The idea for our trip came in December, when we started itching to go hiking again, and realized that we'd go crazy if we had to wait for the mid-June Pacific Northwest mountain snowmelt. We'd both heard about the splendor of southern Utah from our families and friends who'd hiked there. On the basis of that (and the enthusiastic recommendations we got from many people we asked in the ensuing months), we planned the trip. We hit the road on May 4.

Charlie drove a bruising 900 miles from Portland, OR to Green River, UT in one day. We woke up to a redrock sunrise after a cramped night in a truck stop parking lot, and we were in Canyonlands NP by noon. We dropped camp two miles in, and then foolishly trooped off for a day-hike-turned-death-march during which we got lost, ran out of water, and didn't make it back to our camp until an hour after sunset.

But oh, the rocks! As a kid, I loved the craggy, tidepool rock formations found on Puget Sound and coastal beaches; climbing each one was a puzzle of where to put each foot and hand in order to get up quickly. Canyonlands is a rock-scrambling paradise -- instead of being on a precarious point fifty feet above the surf, you're on broad rock mini-plateaus, five hundred feet above thirsty desert valleys. Above you tower impossible stone "needles" that look like they were created with a god-sized Magic Sand kit. And it's all RED.

After Canyonlands, we spent three nights in Grand Gulch Primitive Area. The bare rock overhangs here sheltered dozens of Anasazi cliff dwellings, abandoned in the late 13th century for still undeciphered reasons. (Our reading on the trip included tales of the cowboys and farmers who "found" the sites and the exploration done in the last hundred years.) We were impressed to find that one could still be (almost) alone in the wilderness, ten miles from the nearest desert road, in the presence of ancient engineering and cultural marvels.

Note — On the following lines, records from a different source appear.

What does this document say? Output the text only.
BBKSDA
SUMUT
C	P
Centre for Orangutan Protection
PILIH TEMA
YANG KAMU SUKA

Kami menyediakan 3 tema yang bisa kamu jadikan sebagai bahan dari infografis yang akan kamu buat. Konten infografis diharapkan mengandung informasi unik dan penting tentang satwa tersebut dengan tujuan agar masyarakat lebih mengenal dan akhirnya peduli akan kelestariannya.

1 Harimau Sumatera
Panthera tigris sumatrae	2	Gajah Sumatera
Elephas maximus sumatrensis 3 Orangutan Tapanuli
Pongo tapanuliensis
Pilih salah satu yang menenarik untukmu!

Did you know that corn cobs look basically the same, whether they're 700 years old or freshly chewed?

Our other major stop was Zion NP in the other southern corner of the state -- worlds away from Canyonlands in terms of rock and vegetation. Zion bears many similarities to Yosemite, in that almost all of the park activity is concentrated in a deep valley walled in by spectacular peaks and waterfalls. Follow the Virgin River out the north end of Zion Canyon, wade upstream in the water, and within a few hundred yards you'll find yourself in a tight narrow corridor, fifty feet wide, a thousand sheer feet tall, with no roof, and with a rushing river for a floor. The Narrows are hikeable for twelve miles in this manner. Ferns and orchids grow in the seep-cracks high up either wall.

We recommend US 50, the self-dubbed "loneliest highway in America" for the long drive home through Nevada. We cruised through the Shasta-Trinity Wilderness on a warm afternoon, passed the Tolkien-esque spring Siskiyous at sunset, and made the whole 1100 miles from Zion back to Portland in one day.